As I have also written before one of the pleasures of visiting the nursery, which is close to Vic en Bigorre just of the Pau road at Sanous, is that Bernard Lacrouts is extremely pleasant as well as being helpful; ditto his colleague 'Ann' - I have put her name in inverted commas since I am not sure that I have got it right - who as well as helping in the nursery is a champion snowboarder and Archer. Another pleasure is that it always looks well looked after and for most of the year is very colourful. And then there is the very wide choice. Just looking through the catalogue, which can be consulted on line - www.unjardinvivaces.fr - one will find at least 15 different sorts of achilleas, including one of my favourite plants, Achillea Moonshine, ten agastache, which sadly do not seem to like me - not enough drainage? - 30 asters, 50 hardy geraniums, and God knows how many different sorts of day lilies and salvias. Moreover, in amongst what I would call bog standard plants which are nevertheless  necessary to provide the backbone to a garden, one will find plenty of new, at least to me, and exciting plants. Last year I came across Patrinia scabiosifolia, which I still have not acquired since having put them aside on my recent visit to buy, I promptly went off without them. It is difficult to describe but a bit like the wild valerian, but instead of being on the pink side of white the flowers are yellow. This may not sound very exciting but for me it stands out in a crowd, as even more so does the plant that caught my eye on this visit Mathiasella bupleuroides Green Dream. This you will not find in many catalogues but can be found like everything else on the net, where on one site it is called the" 'must have' plant of Chelsea" but only of 2007. So six years to get to Gascony but it is has been worth the wait!

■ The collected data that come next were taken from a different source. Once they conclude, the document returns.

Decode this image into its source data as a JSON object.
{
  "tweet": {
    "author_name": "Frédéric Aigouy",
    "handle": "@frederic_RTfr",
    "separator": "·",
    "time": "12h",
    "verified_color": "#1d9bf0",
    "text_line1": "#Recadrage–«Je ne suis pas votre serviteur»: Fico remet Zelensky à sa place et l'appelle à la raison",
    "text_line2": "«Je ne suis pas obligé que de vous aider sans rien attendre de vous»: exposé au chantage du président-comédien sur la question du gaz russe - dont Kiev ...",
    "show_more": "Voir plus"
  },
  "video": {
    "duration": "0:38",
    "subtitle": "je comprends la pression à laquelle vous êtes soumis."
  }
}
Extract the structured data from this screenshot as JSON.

My worry about both these plants is that I am not sure how easily they will adapt to our garden since cool shade which I suspect they might prefer is almost totally absent. So for the moment Green Dream will remain in a pot. A plant that would certainly do and one that was recommended by Bernard Lacrouts was Geranium Dreamlands. This was another plant that in my excitement with other choices I failed to buy. It is apparently a pinkish version of the star rated Geranium Rozanne, which amongst other things means that it has a very long flowering period, and I will certainly be buying it in the autumn.  What I did buy, and this a plant that would adorn any garden is Nepeta yunnanensis Blue Dragon. I suppose that it is about 40 cms high, it stands up very straight so does not need staking, and has the look more of penstemon than a nepeta, in that the actual flower is quite large, the colour being a good deep, perhaps slightly purplish blue.

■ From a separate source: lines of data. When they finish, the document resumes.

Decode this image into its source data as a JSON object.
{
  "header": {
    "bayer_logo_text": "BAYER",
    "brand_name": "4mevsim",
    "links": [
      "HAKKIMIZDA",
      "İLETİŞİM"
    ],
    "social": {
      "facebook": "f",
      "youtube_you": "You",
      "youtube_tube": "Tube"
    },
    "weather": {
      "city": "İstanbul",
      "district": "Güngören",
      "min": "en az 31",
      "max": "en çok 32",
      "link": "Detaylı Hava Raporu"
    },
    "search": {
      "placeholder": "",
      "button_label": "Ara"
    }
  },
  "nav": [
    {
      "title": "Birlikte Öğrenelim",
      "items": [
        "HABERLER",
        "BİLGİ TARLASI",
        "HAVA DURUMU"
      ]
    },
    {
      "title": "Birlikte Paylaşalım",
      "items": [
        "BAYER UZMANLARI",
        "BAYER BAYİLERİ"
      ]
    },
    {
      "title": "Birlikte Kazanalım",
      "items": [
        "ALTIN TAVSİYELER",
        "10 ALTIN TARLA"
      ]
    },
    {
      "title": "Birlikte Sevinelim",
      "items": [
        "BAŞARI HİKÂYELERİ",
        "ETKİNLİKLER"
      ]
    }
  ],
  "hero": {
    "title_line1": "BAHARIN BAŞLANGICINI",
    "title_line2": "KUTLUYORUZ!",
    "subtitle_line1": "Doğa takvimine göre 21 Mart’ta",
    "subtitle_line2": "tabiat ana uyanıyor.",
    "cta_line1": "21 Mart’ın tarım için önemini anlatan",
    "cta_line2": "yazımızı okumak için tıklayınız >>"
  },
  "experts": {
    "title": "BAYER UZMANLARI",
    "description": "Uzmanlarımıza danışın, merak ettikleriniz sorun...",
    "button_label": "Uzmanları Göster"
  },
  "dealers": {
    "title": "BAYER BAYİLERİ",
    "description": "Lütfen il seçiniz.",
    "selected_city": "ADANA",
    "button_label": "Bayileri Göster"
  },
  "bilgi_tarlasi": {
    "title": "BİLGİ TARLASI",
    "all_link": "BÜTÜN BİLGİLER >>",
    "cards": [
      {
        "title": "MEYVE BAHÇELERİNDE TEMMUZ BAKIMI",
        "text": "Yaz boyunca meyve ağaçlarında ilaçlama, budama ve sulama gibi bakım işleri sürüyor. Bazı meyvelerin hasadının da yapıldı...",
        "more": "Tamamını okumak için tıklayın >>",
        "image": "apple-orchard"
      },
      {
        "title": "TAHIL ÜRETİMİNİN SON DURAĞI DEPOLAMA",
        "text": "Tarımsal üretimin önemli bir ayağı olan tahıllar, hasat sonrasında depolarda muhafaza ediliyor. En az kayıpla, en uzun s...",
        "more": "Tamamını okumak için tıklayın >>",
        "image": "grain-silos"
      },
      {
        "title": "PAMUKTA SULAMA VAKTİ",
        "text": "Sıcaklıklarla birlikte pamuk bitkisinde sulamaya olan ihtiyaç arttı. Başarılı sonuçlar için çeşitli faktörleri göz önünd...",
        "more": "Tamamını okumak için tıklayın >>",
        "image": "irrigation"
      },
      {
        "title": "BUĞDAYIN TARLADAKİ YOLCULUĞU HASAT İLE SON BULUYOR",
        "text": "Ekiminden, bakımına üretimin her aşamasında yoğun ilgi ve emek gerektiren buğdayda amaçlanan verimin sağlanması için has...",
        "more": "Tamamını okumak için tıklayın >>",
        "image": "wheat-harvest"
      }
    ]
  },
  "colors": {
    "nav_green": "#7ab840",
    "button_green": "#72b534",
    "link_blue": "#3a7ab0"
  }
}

Finally, I just want to mention again a plant that is at the moment one of the most attractive plants in our garden. Its common name is Ribbed Melilot, or more scientifically Mililotus officinalis. It varies in height but can probably get to a meter, pale yellow but stands out from a far. You will not find it in many catalogues, though it does get into my 2003-2004 RHS Plant Finder, since it is more normally considered a weed. This I think is a great mistake, and perhaps I will be able to persuade Bernard that this is the case. If I can't tant pis, but a visit to his nursery will remain one of my greatest gardening pleasures.